L’écrivain juif allemand Ralph Giordano, 84 ans, survivant de la Shoah, qui fut félicité par l’extrême droite pour des propos hostiles à la mosquée (mais nullement aux musulmans : « Certains affirment que la construction de cette mosquée serait le symbole d’une meilleure intégration. Je réponds non, trois fois non : les mosquées sont le symbole même du développement d’un monde parallèle. »), s’énerva (lors d’un débat télévisé) contre les accusations des Tartuffe de gauche, résistants de salon :
« Il est détestable qu’un faux allié tente de venir vous taper sur l’épaule, mais il ne faut pas pour autant se laisser museler. Et puis zut, il n’est pas nécessaire d’être un survivant de l’Holocauste pour faire front, avec civisme et courage, face aux illusionnistes multiculturels, aux borgnes xénophiles et aux doctrinaires de l’apaisement qui se cachent encore derrière des schémas de pensée de gauche. Personne ne devrait se laisser intimider par la diffamation politique, qu’elle soit le fait des Allemands ou des musulmans. »
L’intimidation idéologique est aujourd’hui le plus sûr allié de la barbarie : il suffit de passer pour raciste pour le devenir publiquement. Benoît Duteurtre raconte cela très bien dans le dernier numéro (n° 55) de l’Atelier du roman à propos de Pascal Sevran, doublement piégé par un montage de citations et par une campagne raccoleuse d’un quotidien qui peine à trouver des lecteurs. Le reste de la presse, toujours heureuse de redresser des torts, réels ou imaginaires, s’engagea sans examen dans la bataille, ne laissant guère la solitaire victime se justifier ou se défendre, ne lisant pas du tout l’ouvrage où étaient sensées se trouver les citations, se satisfaisant d’un gibier facile, en fin de carrière et passé de mode, précipitant sa fin tout court, puisque la maladie qui le saisit immédiatement après l’emporta rapidement. Ironie de l’histoire, une partie de la presse le tua quelques jours avant sa vraie mort, en annonçant à tort son décès : elle l’avait en fait déjà tué, médiatiquement et moralement, son erreur fut en fait un acte manqué, un lapsus, une trahison de ce qui dicte son discours.
Il faut des reins solides pour résister à l’opprobre public, survivre à une indignité médiatique et continuer, envers et contre tout, à dire ce qu’on croit intimement être le vrai, le juste et le beau, à le défendre, à le démontrer et à attaquer son contraire.

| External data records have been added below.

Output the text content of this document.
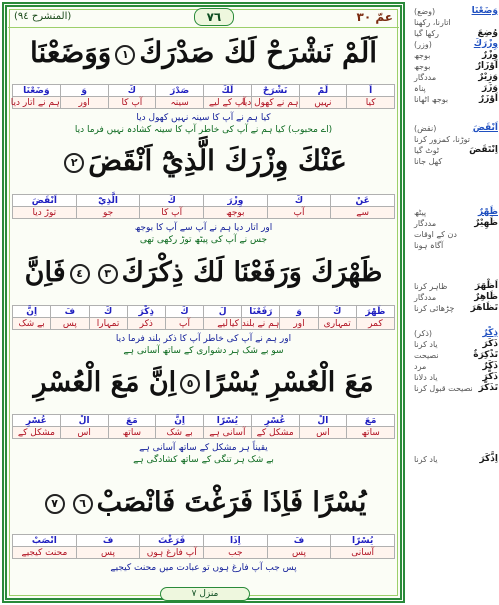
(المنشرح ٩٤)	٧٦	عمّ ٣٠
اَلَمْ نَشْرَحْ لَكَ صَدْرَكَ١وَوَضَعْنَا
اَ	لَمْ	نَشْرَحْ	لَكَ	صَدْرَ	كَ	وَ	وَضَعْنَا
کیا	نہیں	ہم نے کھول دیا	آپ کے لیے	سینہ	آپ کا	اور	ہم نے اتار دیا
کیا ہم نے آپ کا سینہ نہیں کھول دیا
(اے محبوب) کیا ہم نے آپ کی خاطر آپ کا سینہ کشادہ نہیں فرما دیا
عَنْكَ وِزْرَكَ الَّذِيْٓ اَنْقَضَ٢
عَنْ	كَ	وِزْرَ	كَ	الَّذِيْٓ	اَنْقَضَ
سے	آپ	بوجھ	آپ کا	جو	توڑ دیا
اور اتار دیا ہم نے آپ سے آپ کا بوجھ
جس نے آپ کی پیٹھ توڑ رکھی تھی
ظَهْرَكَ وَرَفَعْنَا لَكَ ذِكْرَكَ٣٤فَاِنَّ
ظَهْرَ	كَ	وَ	رَفَعْنَا	لَ	كَ	ذِكْرَ	كَ	فَ	اِنَّ
کمر	تمہاری	اور	ہم نے بلند کیا	لیے	آپ	ذکر	تمہارا	پس	بے شک
اور ہم نے آپ کی خاطر آپ کا ذکر بلند فرما دیا
سو بے شک ہر دشواری کے ساتھ آسانی ہے
مَعَ الْعُسْرِ يُسْرًا٥اِنَّ مَعَ الْعُسْرِ
مَعَ	الْ	عُسْرِ	يُسْرًا	اِنَّ	مَعَ	الْ	عُسْرِ
ساتھ	اس	مشکل کے	آسانی ہے	بے شک	ساتھ	اس	مشکل کے
یقیناً ہر مشکل کے ساتھ آسانی ہے
بے شک ہر تنگی کے ساتھ کشادگی ہے
يُسْرًا فَاِذَا فَرَغْتَ فَانْصَبْ٦٧
يُسْرًا	فَ	اِذَا	فَرَغْتَ	فَ	انْصَبْ
آسانی	پس	جب	آپ فارغ ہوں	پس	محنت کیجیے
پس جب آپ فارغ ہوں تو عبادت میں محنت کیجیے
منزل ٧
وَضَعْنَا
(وضع)
اتارنا، رکھنا
وُضِعَ
رکھا گیا
وِزْرَكَ
(وزر)
وِزْرٌ
بوجھ
اَوْزَارٌ
بوجھ
وَزِيْرٌ
مددگار
وَزَرَ
پناہ
اَوْزَرٌ
بوجھ اٹھانا
اَنْقَضَ
(نقض)
توڑنا، کمزور کرنا
اِنْتَقَضَ
ٹوٹ گیا
کھل جانا
ظَهْرٌ
پیٹھ
ظَهِيْرٌ
مددگار
دن کے اوقات
آگاہ ہونا
اَظْهَرَ
ظاہر کرنا
ظَاهِرٌ
مددگار
تَظَاهَرَ
چڑھائی کرنا
ذِكْرٌ
(ذکر)
ذَكَرَ
یاد کرنا
تَذْكِرَةٌ
نصیحت
ذَكَرٌ
مرد
ذَكَّرَ
یاد دلانا
تَذَكَّرَ
نصیحت قبول کرنا
اِذَّكَرَ
یاد کرنا
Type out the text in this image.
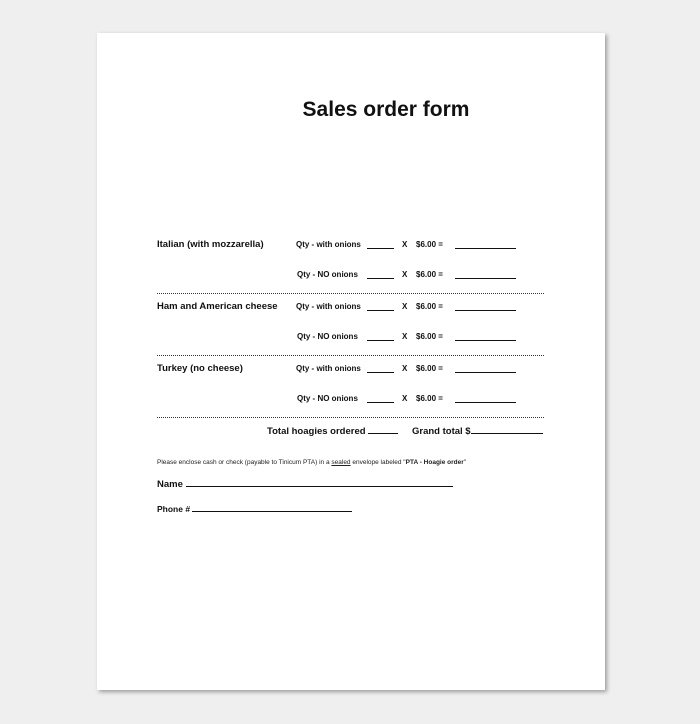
Sales order form
Italian (with mozzarella)	Qty - with onions	X $6.00 =
Qty - NO onions	X $6.00 =
Ham and American cheese Qty - with onions	X $6.00 =
Qty - NO onions	X $6.00 =
Turkey (no cheese)	Qty - with onions	X $6.00 =
Qty - NO onions	X $6.00 =
Total hoagies ordered	Grand total $
Please enclose cash or check (payable to Tinicum PTA) in a sealed envelope labeled "PTA - Hoagie order"
Name
Phone #
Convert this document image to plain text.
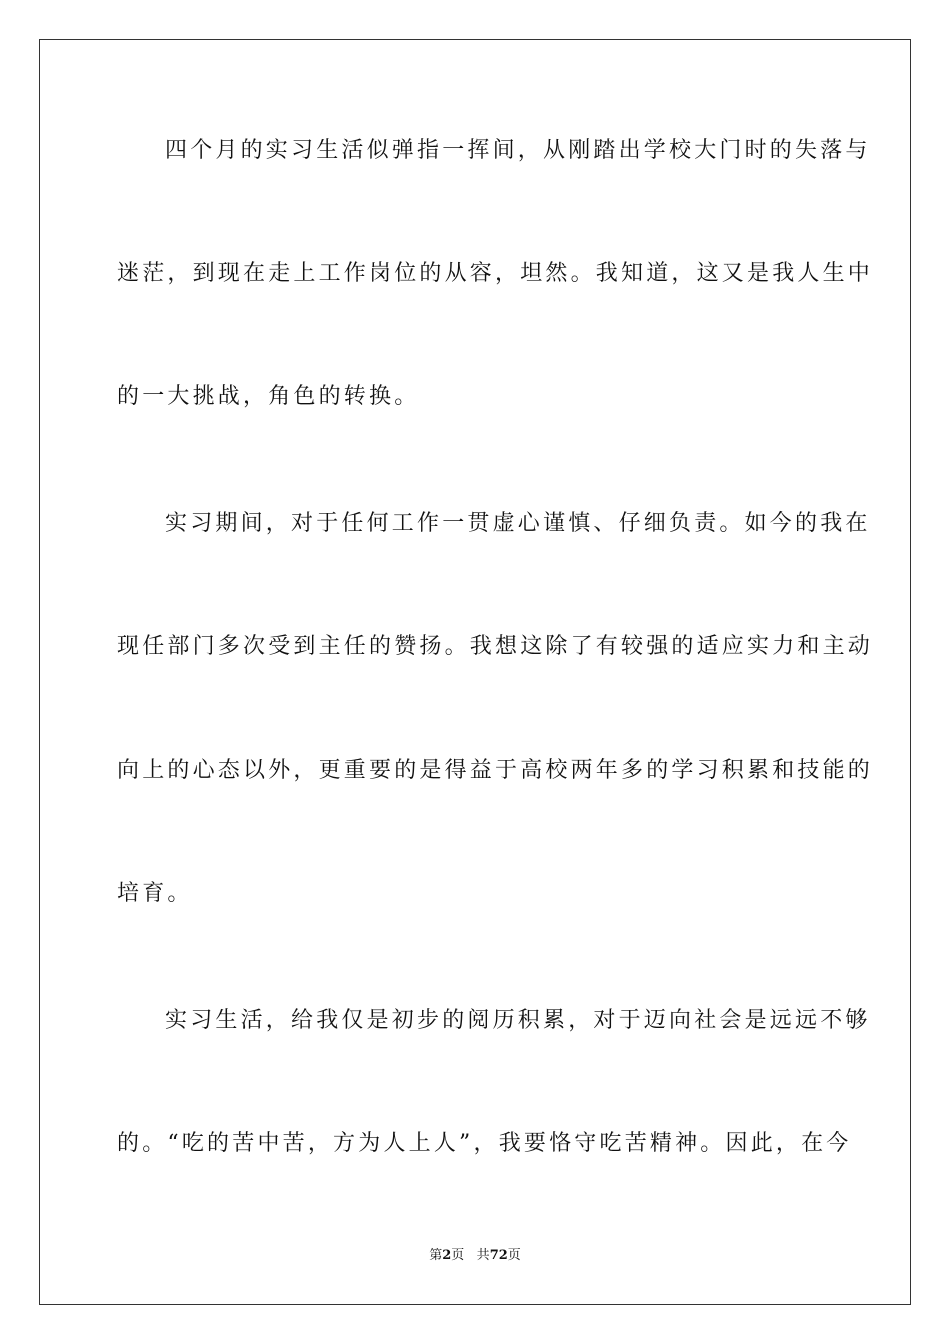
四个月的实习生活似弹指一挥间，从刚踏出学校大门时的失落与
迷茫，到现在走上工作岗位的从容，坦然。我知道，这又是我人生中
的一大挑战，角色的转换。
实习期间，对于任何工作一贯虚心谨慎、仔细负责。如今的我在
现任部门多次受到主任的赞扬。我想这除了有较强的适应实力和主动
向上的心态以外，更重要的是得益于高校两年多的学习积累和技能的
培育。
实习生活，给我仅是初步的阅历积累，对于迈向社会是远远不够
的。“吃的苦中苦，方为人上人”，我要恪守吃苦精神。因此，在今
第2页 共72页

Son contraire est polymorphe, mou, sans défense, changeant, plus malléable que de la patte à modeler. Le saint du jour est le diable de demain. Ce qui compte c’est d’être de ceux qui annonce les rôles, cela préserve de la diabolisation en permettant une petite participation à la sainteté… mais cela ferme aussi la voie de la vraie sainteté : raison pour laquelle les journalistes s’improvisent souvent grand-reporters (ex. Florence Aubenas) ou prescripteurs sociaux (ex. Christophe Nick) sans compétence aucune que la certitude d’être la seule morale bonne. Quant à avoir les moyens de comprendre le réel dont on s’improvise le rapporteur, compétence linguistique, sociologique, institutionnelle, etc., la chose est de peu de poids quand on a transcendantalement raison !
Pour revenir à l’affaire de la mosquée : les gens devraient avoir le droit de décider de l’usage qui est fait de leur espace public (sans qu’un état étranger ne s’en mêle), dans un régime démocratique ; de même que les gens devraient avoir le droit, s’ils le veulent, de ne pas être ouverts à l’immigration (aussi immoral que cela paraisse) : l’espace public d’un pays appartient aux citoyens dudit pays. C’est donc à eux de décider de l’usage qui en est fait, pas aux prescripteurs auto-proclamés (et souvent fort ignorants et incompétents) s’autorisant de leur seule visibilité (qui est déjà un usage, en partie illégitime, et rarement légitimé par la compétence) médiatique.